In that way, the proposal will prove to be effective; otherwise, I make this prediction. There will be rows. The adjudicator will come forward, there will be publicity about a particular instance, the supermarket might pull back for a few months, or maybe a year, then it will return to its practices and we will end up going round the cycle yet again, most probably in two years’ time. We will be kicking ourselves and asking, “Why didn’t we give the adjudicator powers to fine?” Rather than waiting and revisiting the issue, why not do that now?

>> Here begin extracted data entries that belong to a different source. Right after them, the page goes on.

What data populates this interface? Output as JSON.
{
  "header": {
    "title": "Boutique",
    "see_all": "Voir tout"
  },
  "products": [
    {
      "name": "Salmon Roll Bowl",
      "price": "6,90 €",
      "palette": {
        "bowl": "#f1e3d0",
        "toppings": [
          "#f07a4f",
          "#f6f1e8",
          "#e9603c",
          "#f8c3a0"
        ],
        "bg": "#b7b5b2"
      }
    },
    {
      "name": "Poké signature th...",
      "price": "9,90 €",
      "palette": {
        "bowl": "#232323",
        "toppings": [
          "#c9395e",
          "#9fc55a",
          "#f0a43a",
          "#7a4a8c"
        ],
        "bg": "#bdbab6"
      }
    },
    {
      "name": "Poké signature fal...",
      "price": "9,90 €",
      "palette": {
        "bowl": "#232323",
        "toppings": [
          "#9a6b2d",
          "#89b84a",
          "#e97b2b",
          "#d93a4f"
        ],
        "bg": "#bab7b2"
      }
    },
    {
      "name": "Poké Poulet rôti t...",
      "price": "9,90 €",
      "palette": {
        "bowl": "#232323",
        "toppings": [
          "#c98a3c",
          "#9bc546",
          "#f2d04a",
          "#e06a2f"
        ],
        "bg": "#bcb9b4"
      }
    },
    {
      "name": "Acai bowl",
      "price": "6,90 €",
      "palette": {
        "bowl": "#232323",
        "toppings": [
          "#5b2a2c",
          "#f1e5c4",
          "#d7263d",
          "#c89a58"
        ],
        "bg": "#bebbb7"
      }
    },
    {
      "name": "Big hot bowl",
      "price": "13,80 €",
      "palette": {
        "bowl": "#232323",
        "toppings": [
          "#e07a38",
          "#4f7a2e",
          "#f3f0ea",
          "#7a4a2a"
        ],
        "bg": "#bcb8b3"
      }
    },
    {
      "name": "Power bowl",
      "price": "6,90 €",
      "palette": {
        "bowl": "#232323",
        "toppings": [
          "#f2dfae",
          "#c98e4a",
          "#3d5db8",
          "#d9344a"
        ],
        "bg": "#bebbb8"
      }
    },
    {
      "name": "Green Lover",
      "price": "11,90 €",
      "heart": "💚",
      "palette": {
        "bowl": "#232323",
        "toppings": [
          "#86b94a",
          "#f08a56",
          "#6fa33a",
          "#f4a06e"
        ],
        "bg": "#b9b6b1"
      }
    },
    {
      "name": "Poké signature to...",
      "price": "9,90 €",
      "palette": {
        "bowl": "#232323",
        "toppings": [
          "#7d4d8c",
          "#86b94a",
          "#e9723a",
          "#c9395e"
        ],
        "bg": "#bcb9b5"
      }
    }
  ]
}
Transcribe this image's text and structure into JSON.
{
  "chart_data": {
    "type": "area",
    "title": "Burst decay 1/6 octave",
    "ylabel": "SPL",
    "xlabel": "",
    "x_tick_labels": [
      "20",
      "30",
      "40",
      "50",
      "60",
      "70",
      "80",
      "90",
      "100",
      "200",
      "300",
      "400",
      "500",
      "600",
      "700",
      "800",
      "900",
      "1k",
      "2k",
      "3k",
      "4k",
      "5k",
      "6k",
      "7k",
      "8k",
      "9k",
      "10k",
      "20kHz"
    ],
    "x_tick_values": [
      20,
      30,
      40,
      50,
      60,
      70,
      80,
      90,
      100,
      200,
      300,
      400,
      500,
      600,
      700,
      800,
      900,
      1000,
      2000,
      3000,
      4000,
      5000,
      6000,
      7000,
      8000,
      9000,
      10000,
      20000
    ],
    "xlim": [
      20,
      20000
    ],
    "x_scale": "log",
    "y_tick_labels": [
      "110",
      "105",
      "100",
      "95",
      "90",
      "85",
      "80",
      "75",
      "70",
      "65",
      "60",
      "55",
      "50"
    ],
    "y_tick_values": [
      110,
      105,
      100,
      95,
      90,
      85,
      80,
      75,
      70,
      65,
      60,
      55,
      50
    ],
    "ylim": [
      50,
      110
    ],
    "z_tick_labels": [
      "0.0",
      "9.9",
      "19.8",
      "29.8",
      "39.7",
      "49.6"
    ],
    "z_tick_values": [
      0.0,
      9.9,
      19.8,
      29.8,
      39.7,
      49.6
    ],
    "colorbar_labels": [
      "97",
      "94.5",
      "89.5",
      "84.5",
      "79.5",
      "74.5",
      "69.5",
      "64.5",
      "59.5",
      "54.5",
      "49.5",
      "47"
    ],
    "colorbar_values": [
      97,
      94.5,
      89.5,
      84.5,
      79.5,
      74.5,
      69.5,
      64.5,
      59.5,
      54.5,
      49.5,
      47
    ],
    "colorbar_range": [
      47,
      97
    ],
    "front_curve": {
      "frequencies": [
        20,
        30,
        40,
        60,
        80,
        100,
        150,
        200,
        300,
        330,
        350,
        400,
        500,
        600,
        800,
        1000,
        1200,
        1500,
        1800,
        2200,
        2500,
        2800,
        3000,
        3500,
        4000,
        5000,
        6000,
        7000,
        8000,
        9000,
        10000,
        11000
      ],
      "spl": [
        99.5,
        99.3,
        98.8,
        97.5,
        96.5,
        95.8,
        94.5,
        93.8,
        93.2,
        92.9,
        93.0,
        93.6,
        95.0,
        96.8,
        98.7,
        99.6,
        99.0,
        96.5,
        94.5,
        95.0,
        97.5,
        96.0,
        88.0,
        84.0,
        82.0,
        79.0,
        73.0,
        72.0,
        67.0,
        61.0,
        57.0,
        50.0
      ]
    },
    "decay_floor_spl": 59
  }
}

As for the order being in place and the choice being between fines in the Bill and fines in a statutory instrument that would take six months to introduce, there are people here with more experience than I, but getting a statutory instrument through this House can be quite difficult to say the least. If there is a civil servant out there or someone lobbying, the fastest I have seen it happen is 18 months to two years, so I have some scepticism about getting an SI through in that time. There will be lots of vying for parliamentary time in discussions with the Leader of the House and something could crop up that sends this issue to the back of the queue. It is not just a matter of saying, “Well, if it doesn’t work, we’ll bring forward an order in six months.” Instead, we could be waiting beyond the next Parliament. Some elements in the industry could play on and exploit that as part of their lobbying practices.

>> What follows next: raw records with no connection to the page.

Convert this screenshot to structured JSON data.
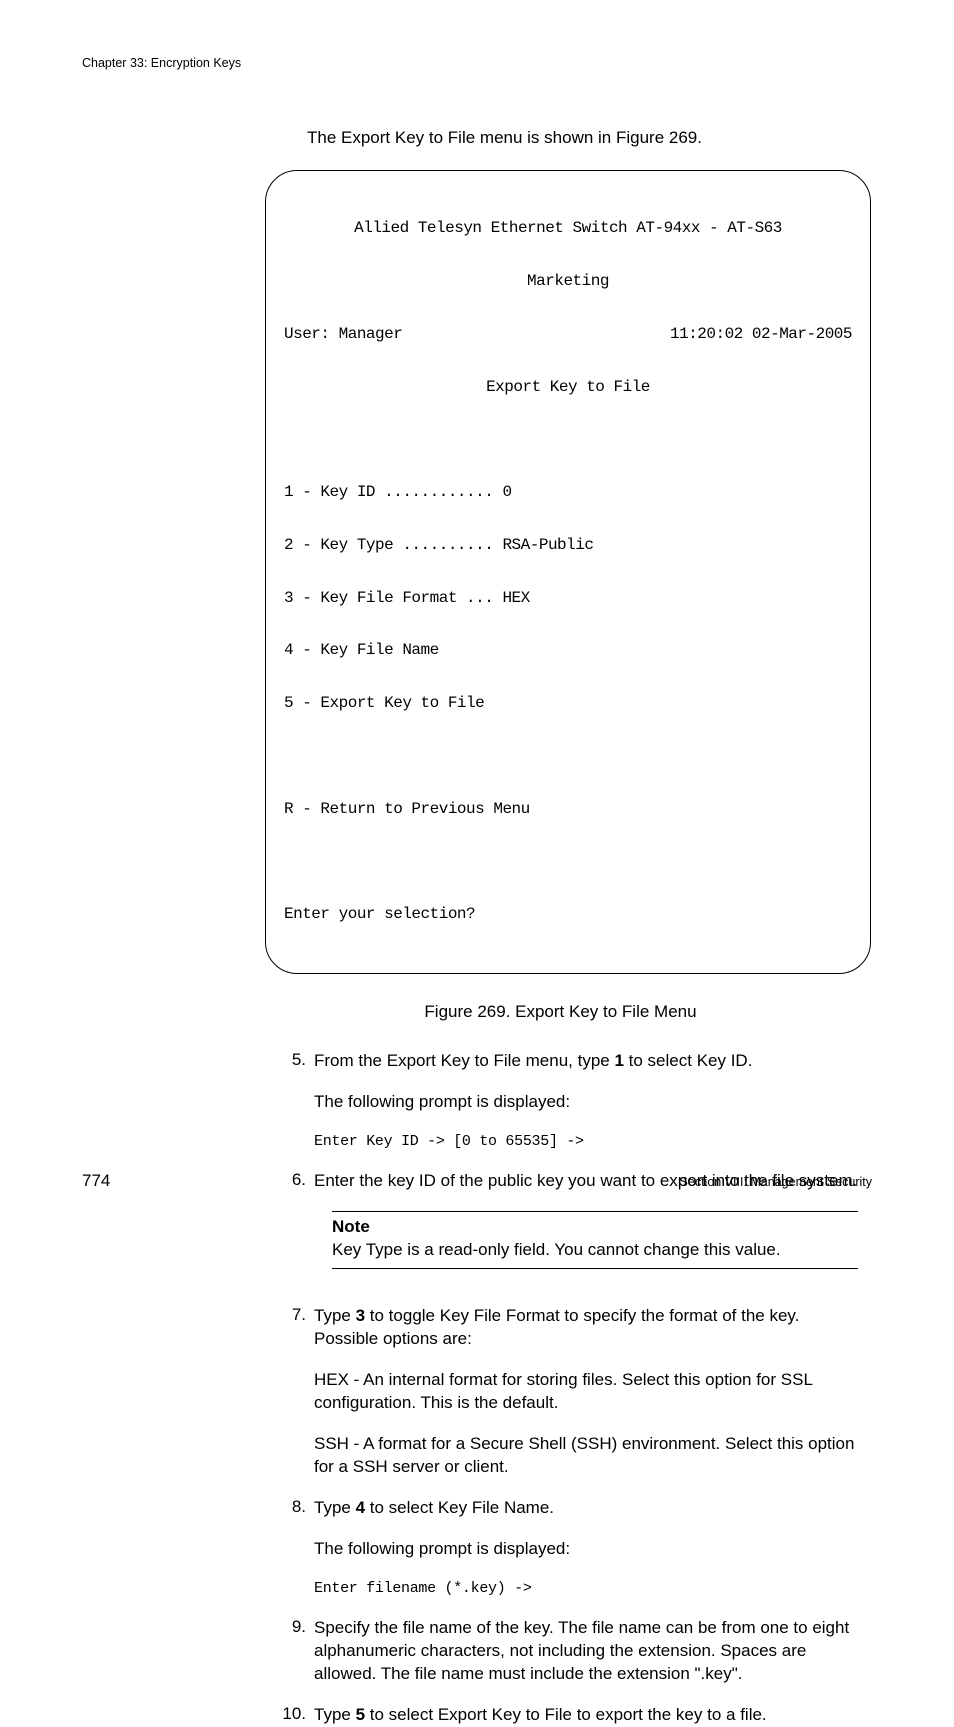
{
  "header": {
    "chapter": "Chapter 33: Encryption Keys"
  },
  "intro": "The Export Key to File menu is shown in Figure 269.",
  "terminal": {
    "banner1": "Allied Telesyn Ethernet Switch AT-94xx - AT-S63",
    "banner2": "Marketing",
    "user_left": "User: Manager",
    "user_right": "11:20:02 02-Mar-2005",
    "title": "Export Key to File",
    "l1": "1 - Key ID ............ 0",
    "l2": "2 - Key Type .......... RSA-Public",
    "l3": "3 - Key File Format ... HEX",
    "l4": "4 - Key File Name",
    "l5": "5 - Export Key to File",
    "lr": "R - Return to Previous Menu",
    "prompt": "Enter your selection?"
  },
  "caption": "Figure 269. Export Key to File Menu",
  "steps": {
    "s5": {
      "num": "5.",
      "a1": "From the Export Key to File menu, type ",
      "a2": "1",
      "a3": " to select Key ID.",
      "b": "The following prompt is displayed:",
      "c": "Enter Key ID -> [0 to 65535] ->"
    },
    "s6": {
      "num": "6.",
      "a": "Enter the key ID of the public key you want to export into the file system."
    },
    "note": {
      "title": "Note",
      "body": "Key Type is a read-only field. You cannot change this value."
    },
    "s7": {
      "num": "7.",
      "a1": "Type ",
      "a2": "3",
      "a3": " to toggle Key File Format to specify the format of the key. Possible options are:",
      "b": "HEX - An internal format for storing files. Select this option for SSL configuration. This is the default.",
      "c": "SSH - A format for a Secure Shell (SSH) environment. Select this option for a SSH server or client."
    },
    "s8": {
      "num": "8.",
      "a1": "Type ",
      "a2": "4",
      "a3": " to select Key File Name.",
      "b": "The following prompt is displayed:",
      "c": "Enter filename (*.key) ->"
    },
    "s9": {
      "num": "9.",
      "a": "Specify the file name of the key. The file name can be from one to eight alphanumeric characters, not including the extension. Spaces are allowed. The file name must include the extension \".key\"."
    },
    "s10": {
      "num": "10.",
      "a1": "Type ",
      "a2": "5",
      "a3": " to select Export Key to File to export the key to a file."
    }
  },
  "footer": {
    "page": "774",
    "section": "Section VIII: Management Security"
  }
}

Ultimately, if the ability to fine were put in the Bill and a fine were imposed that the supermarkets, or whoever, were unhappy with, they would resort to a court of law anyway. If they felt that there was something wrong with the process, they could ask for a judicial review of the Government or the adjudicator. They have all the facilities to do that anyway, so I am not completely sure what the Government are arguing about on that point. I am hoping that we can have a rational process, and that the Government will see reason and table the appropriate amendments in Committee. I also hope that the work that has been done over the years by all those hon. Members who have been congratulated today will come to fruition in an effective piece of legislation.